Thinking for ourselves
By Shea Howell
Repeal EM Law
February 7, 2013
Governor Snyder’s main response to the Flint water crisis has been to hire two public relations firms. He has yet to replace a single lead pipe. Snyder wants to save himself and his emergency manager law. He has launched a full scale campaign to blame anyone but him for the decisions that rest squarely on his shoulders and those of his appointed emergency managers and bureaucratic agency heads.
Snyder’s emergency manager law is unraveling. It is being revealed for what it is—an anti-democratic tool for businesses to turn public responsibilities into new sources of private wealth. It allows appointed individuals unchecked power. It is intended to silence democratic decision-making and to rob people of the ordinary checks and balances of political life. It has been used almost exclusively on poorer African American communities that are strong sources of democratic power, opposing Snyder and all he stands for.
Snyder’s public relations ploys are clear. He has unleashed two arguments, that are contradictory. First he is trying to narrow the discussion. This argument claims emergency managers are good, only one small decision was bad. This argument appeared in a recent article by Nolan Finley entitled “Trace Flint blame from water plant.” Finley labels concerns over who decided what, when, and why in Flint as an “obsession” that is “misplaced.” He says, “While it turned into a disaster, it would have been inconsequential had it not been for some bad and baffling choices made before the water started flowing.” Later he claims that the only “opportunists” want to make this all about the administration of a Republican Governor and the emergency manager law. He actually makes the claim “the outcome would likely have been the same” had the decision been left to local officials.
This is nonsense and is contradicted by fact. Thanks to Finley’s own newspaper, we now know that Governor Snyder and his Emergency Managers met with all the principle players in Detroit on April 17, 2013 and oversaw the debate about Flint leaving the Detroit water system. Flint Emergency Manager Ed Kurtz and Detroit Emergency Manager Kevyn Orr participated. The decision to switch to the Flint River was made in October of 2013 by Emergency Managers Kevyn Orr and Darnell Early, who followed Ed Kurtz and Michael Brown.
The decision to stay on Flint River water was made by Emergency Manager Jerry Ambrose. In March of 2015, after nearly a year of public complaints about the water quality Ambrose overruled a Flint City Council vote to return to Detroit water system. Ambrose flatly refused the Council’s request. He said it was “incomprehensible” and a waste of $12 million. Ambrose was well aware that water quality was suspect. General Motors had stopped using the water because it was rusting auto parts and state offices were being supplied with bottled water.

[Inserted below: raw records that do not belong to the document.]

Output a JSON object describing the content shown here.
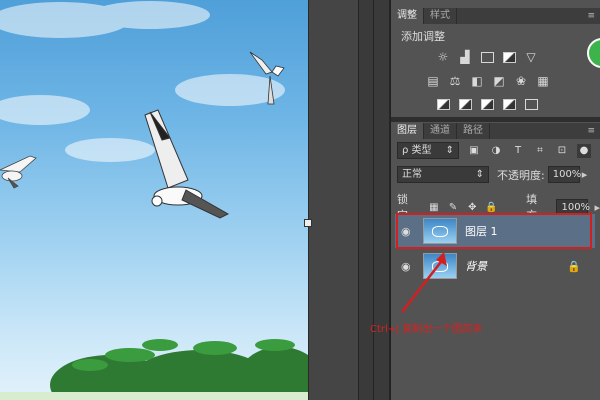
{
  "colors": {
    "accent": "#d21f1f",
    "panel": "#535353",
    "green_icon": "#3cb44b"
  },
  "adjust_tabs": [
    {
      "label": "调整"
    },
    {
      "label": "样式"
    }
  ],
  "adjust_title": "添加调整",
  "adjust_icons_row1": [
    "brightness-icon",
    "levels-icon",
    "curves-icon",
    "exposure-icon",
    "vibrance-icon"
  ],
  "adjust_icons_row2": [
    "hue-saturation-icon",
    "color-balance-icon",
    "black-white-icon",
    "photo-filter-icon",
    "channel-mixer-icon",
    "color-lookup-icon"
  ],
  "adjust_icons_row3": [
    "invert-icon",
    "posterize-icon",
    "threshold-icon",
    "gradient-map-icon",
    "selective-color-icon"
  ],
  "layers_tabs": [
    {
      "label": "图层"
    },
    {
      "label": "通道"
    },
    {
      "label": "路径"
    }
  ],
  "filter": {
    "label": "ρ 类型"
  },
  "blend_mode": "正常",
  "opacity": {
    "label": "不透明度:",
    "value": "100%"
  },
  "lock": {
    "label": "锁定:"
  },
  "fill": {
    "label": "填充:",
    "value": "100%"
  },
  "layers": [
    {
      "name": "图层 1",
      "selected": true
    },
    {
      "name": "背景",
      "selected": false
    }
  ],
  "annotation": "Ctrl+J 复制出一个图层来"
}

The second, contradictory argument is to blame everyone, especially the federal government, EPA and Michigan Department of Environmental Quality. It attempts to diffuse responsibility by blaming everyone. Snyder floated this in his State of the State address. As soon as he said he was “sorry” he tried to obscure his own responsibility saying, “Government failed you—federal, state, and local leaders—by breaking the trust you placed in us.” Other Republicans from Jeb Bush to the congressional committee investigating this calamity, have picked up the theme.
The people of Michigan can see through these weak attempts to deflect attention away from Snyder and his emergency managers. We have repeatedly expressed our disdain for emergency managers. Every city that has endured their rule is suffering from decisions these people made to protect banks and big business. From poisoned water in Flint to no water in Detroit where 91,000 people have been shut off from water, Emergency Mangers have put profits before people, money above concerns for public health and welfare. It is time to repeal this draconian, undemocratic legislation. It is a disaster for people.